«La primavera, en su sazón, llegaba como una fiebre; era como si la isla,
tras revolverse y agitarse inquieta en el lecho cálido y húmedo del invierno,
un buen día se despertara de golpe, súbitamente, pletórica de vida bajo un
cielo azul de jacinto en el que se elevaba el sol, envuelto en brumas frágiles
y de un amarillo delicado, cual capullo de seda recién concluido.

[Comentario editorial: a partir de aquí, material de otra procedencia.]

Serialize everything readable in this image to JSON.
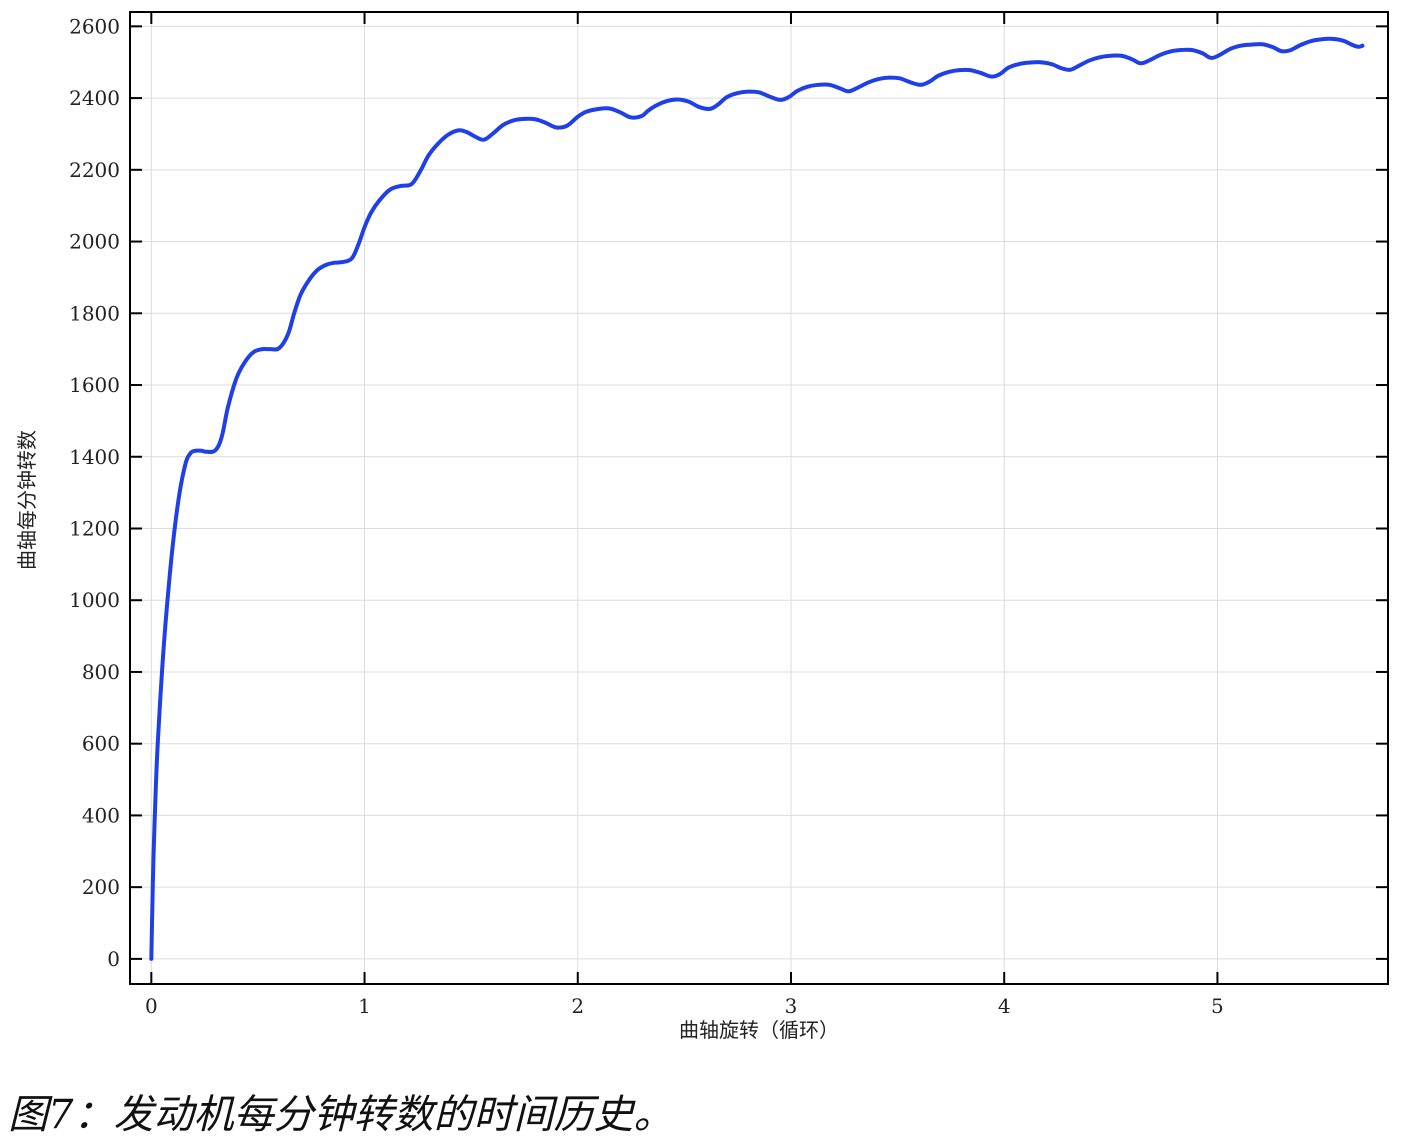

Para mí la
primavera era uno de los mejores tiempos del año, porque toda la fauna de la
isla estaba entonces en ebullición, y el aire lleno de esperanza.»
(Gerald, Gerry,
Malcolm DURRELL; Jamshedpur, Bihar, India, 7 de enero de 1925 –
Saint Helier, Reino Unido, 30 de enero de 1995. The Garden of
the Gods -El Jardín de los Dioses-,
1978 -2002
para la edición en castellano-.)
Frecuentemente, cuando miramos a nuestro
alrededor y vemos en las calles personas protestando que nunca habían movido un dedo por nadie, sentimos la tentación de
deslegitimarlas en su incipiente rebeldía
o, al menos, de recordarles vehementemente el legendario texto del pastor
luterano Martin Niemöller (atribuido habitualmente al compromiso poético de Bertolt
Brecht) sobre lo irreversible que se torna la falta de respuesta, de
resistencia, de lucha ante los abusos de
poder que “no nos tocan” personal y directamente.
Pero
tampoco es justo... Porque sabemos que son las condiciones materiales en las que se desenvuelve la vida de cada cual las que determinan su conciencia y sus posicionamientos éticos y políticos, y no al revés... Y, sobre
todo, porque, cuando la desmesura del oprobio
globalizado es tal que tolera ya los obscenos “¡Que se jodan!” gritados, ante los recortes de las percepciones de
las víctimas de desempleo, en el templo
de la representación popular (entiéndase como se prefiera) por cualquier
hija de un acumulador de causas de presunta corrupción y prevaricación,
cualquier apoyo, cualquier guiño, cualquier cuerpo y conciencia debe ser
bienvenido a la causa de la denuncia frente a una casta política que, pagada de sí misma, sólo resulta eficiente en la, cada vez menos
encubierta, defensa de los intereses
que realmente representa: los del gran capital transnacional.
Así
que, lejos, de recibir con críticas y recelos a quienes se incorporan hoy al clamor de las calles, a los cortes de vías
públicas, al grito airado contra su sobrevenida condición de paganos para beneficio de grandes poderes financieros, debemos
mirar el nuevo panorama con la alegría que derrochaba Gerry Durrell ante la irrupción de la primavera en su amada
Corfú: es el gran síntoma de la ebullición
de la vida, pletórica bajo un sol que parecía desaparecido en la nubosa sumisión del invierno, convertida en
capullo presto a eclosionar... Y, ya se sabe, “donde hay vida, hay esperanza”.